I hope that readers will enjoy reading it. For reasons of correctness at the 
present time, I have used U+EE0F, which is from the Private Use Area, rather 
than U+FE0F, which is what would be used if my suggestion for accessing an 
alternate ending glyph ever becomes a formal proposal that later becomes 
accepted into regular Unicode.
 
A poem can express a picture
Such as a fjord's towering cliff
And a poem can have fine typography
Such as a flourishing, ending glyph
 
A poem can imagine great buildings
Constructed of stones rising high
With surrounding landscape suggested
With glyphs from a printer's pie
 
A poem can express ideas
Whatever ideas one may want
A poem can end with a flourish
An alternate glyph from a font
 
Some readers might like to know that I composed the poem directly using the 
computer rather than write it on paper. I used WordPad and keyed EE0F followed 
by Alt-x in order to enter the U+EE0F character.

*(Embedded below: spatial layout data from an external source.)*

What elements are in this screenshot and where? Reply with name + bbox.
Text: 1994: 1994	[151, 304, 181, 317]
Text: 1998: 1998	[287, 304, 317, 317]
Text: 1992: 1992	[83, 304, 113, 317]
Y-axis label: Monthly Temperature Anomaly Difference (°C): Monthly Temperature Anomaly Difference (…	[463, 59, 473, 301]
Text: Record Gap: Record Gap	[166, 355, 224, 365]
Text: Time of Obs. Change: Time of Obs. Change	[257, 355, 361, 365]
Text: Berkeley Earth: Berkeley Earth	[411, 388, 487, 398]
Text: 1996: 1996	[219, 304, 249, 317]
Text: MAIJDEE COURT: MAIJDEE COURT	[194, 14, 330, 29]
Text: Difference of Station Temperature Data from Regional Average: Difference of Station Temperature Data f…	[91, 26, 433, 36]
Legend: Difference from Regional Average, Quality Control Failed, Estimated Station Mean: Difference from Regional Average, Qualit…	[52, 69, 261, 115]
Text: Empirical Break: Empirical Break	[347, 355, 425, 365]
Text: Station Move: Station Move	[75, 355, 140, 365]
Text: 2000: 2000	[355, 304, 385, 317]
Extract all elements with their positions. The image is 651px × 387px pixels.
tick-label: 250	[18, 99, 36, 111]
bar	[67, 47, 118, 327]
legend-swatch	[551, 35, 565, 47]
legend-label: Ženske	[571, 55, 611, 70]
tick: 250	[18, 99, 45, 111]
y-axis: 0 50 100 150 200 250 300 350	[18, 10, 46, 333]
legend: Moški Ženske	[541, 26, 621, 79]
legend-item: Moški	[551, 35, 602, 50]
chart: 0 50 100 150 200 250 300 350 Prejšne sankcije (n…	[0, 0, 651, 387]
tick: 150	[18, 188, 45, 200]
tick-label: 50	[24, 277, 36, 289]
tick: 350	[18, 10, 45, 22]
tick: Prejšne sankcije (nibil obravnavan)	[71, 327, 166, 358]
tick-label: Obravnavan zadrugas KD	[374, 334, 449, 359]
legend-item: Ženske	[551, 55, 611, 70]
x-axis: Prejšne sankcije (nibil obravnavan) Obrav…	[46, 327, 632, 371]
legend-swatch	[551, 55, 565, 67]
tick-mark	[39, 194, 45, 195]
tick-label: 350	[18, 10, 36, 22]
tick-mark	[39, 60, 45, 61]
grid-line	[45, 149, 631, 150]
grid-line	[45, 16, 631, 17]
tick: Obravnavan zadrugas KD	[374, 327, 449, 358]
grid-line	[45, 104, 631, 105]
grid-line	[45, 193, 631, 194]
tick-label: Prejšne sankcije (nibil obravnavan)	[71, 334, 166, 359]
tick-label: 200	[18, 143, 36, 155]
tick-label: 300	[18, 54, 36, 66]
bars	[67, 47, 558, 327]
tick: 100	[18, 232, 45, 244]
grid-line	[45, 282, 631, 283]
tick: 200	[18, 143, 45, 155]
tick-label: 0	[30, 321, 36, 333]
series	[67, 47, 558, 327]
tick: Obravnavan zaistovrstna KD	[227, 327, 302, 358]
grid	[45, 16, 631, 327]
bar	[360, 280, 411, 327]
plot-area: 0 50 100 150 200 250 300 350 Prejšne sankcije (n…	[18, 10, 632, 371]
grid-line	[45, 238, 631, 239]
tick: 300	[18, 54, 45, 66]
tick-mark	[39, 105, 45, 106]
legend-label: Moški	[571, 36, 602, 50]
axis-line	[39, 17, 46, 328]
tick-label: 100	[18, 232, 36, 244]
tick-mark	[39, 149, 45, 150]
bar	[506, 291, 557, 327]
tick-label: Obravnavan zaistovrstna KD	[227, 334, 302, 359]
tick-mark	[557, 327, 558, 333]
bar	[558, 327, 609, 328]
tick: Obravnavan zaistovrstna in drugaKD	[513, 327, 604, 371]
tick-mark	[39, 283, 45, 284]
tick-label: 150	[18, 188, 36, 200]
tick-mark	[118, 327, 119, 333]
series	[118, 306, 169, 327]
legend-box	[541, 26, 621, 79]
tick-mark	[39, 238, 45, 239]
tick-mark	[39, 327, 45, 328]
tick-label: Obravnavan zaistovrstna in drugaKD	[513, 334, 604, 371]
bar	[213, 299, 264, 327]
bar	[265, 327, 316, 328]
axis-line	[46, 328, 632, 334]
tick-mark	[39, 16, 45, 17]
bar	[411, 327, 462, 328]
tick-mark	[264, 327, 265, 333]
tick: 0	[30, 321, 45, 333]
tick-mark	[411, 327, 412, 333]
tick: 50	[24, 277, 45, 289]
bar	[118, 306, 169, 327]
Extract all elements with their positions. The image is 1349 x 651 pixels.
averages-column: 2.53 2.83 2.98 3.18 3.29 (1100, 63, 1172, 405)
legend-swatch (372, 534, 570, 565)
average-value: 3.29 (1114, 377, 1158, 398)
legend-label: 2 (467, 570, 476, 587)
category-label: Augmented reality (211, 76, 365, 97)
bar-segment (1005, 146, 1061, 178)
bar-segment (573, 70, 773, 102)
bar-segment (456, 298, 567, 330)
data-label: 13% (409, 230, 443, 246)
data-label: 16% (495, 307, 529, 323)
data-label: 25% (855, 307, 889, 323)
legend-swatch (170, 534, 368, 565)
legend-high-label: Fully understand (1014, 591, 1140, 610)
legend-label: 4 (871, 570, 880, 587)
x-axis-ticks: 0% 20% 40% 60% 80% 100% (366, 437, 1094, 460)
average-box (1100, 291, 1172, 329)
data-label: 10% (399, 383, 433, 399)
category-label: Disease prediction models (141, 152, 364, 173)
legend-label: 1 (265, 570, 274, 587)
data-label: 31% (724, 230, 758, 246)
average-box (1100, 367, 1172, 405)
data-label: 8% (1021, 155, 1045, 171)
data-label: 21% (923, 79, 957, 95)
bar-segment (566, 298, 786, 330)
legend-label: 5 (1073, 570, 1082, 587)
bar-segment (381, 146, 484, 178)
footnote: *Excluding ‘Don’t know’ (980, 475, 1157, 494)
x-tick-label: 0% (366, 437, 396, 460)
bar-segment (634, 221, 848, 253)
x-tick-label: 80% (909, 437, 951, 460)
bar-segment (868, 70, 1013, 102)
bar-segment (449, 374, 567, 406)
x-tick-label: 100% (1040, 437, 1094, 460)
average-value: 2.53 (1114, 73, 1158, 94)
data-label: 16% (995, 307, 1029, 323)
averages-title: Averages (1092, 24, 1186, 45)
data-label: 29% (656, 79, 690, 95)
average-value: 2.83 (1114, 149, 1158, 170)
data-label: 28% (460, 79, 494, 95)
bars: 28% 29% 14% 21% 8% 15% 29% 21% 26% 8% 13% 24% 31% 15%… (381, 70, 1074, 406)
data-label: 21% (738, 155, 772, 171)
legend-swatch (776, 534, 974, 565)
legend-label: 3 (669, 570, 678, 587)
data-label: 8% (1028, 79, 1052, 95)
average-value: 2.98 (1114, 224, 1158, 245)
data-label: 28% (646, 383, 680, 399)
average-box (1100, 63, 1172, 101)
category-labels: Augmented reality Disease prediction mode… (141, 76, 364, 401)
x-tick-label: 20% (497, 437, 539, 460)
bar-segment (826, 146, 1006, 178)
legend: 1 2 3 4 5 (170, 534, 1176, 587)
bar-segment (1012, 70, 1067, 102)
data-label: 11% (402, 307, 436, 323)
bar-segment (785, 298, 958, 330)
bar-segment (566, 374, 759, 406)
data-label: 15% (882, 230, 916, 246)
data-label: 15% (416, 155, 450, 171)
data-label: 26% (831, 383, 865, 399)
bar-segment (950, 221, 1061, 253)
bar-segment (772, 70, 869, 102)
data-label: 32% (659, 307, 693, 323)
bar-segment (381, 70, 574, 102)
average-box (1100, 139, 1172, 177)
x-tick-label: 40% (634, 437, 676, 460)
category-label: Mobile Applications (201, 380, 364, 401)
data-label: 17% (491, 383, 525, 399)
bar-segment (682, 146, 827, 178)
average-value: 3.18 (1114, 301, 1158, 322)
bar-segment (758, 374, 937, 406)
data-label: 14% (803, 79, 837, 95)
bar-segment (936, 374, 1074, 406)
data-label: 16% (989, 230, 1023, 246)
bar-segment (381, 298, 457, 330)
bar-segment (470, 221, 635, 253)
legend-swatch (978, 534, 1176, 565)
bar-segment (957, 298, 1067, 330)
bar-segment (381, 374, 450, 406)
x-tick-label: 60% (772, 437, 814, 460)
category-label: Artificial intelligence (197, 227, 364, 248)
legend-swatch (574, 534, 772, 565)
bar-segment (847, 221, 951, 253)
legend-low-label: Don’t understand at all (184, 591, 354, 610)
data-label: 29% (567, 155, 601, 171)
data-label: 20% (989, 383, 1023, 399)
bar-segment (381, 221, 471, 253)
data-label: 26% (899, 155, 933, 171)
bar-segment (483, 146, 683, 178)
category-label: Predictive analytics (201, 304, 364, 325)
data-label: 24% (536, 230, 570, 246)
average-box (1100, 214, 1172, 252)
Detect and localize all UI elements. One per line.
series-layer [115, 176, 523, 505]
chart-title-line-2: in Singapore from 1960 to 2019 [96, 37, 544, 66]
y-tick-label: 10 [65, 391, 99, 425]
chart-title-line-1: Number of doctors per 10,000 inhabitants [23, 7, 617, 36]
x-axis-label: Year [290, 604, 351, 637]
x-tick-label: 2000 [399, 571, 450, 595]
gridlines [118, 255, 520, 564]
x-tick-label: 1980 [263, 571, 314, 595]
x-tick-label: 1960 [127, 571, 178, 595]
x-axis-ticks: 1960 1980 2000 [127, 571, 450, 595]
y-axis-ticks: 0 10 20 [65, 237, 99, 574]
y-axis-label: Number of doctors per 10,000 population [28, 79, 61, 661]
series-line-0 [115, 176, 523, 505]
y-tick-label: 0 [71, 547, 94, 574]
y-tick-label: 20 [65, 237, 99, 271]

I checked the result using SC 
UniPad.
 
I had started with the intention of a single verse poem, the present first 
verse. I then added a second verse, which is the present third verse. I then 
realized that I had not used an alternate ending e, so I wrote a third verse. I 
then decided that the newly written verse should become the second verse.
 
When entering pie I found that I needed to type pie then a space then EE0F 
then Alt-x and then delete the space.
 
I am aware that I have used a basic apostrophe. I thought of using a 9-style 
apostrophe yet was concerned that it might not get through the system. If 
anyone does try typesetting the poem, please use the 9-style apostrophe: 
indeed, a desktop publishing package might well change it automatically.
 
A helpful experiment would be for an advanced format font to be made that 
recognises the sequences and glyph substitutes the alternate ending glyphs when 
the plain text is pasted into an appropriate application program.
 
Readers who would like to try writing their own poems, or indeed prose, using 
an U+EE0F to indicate an alternate ending glyph are welcome to do so.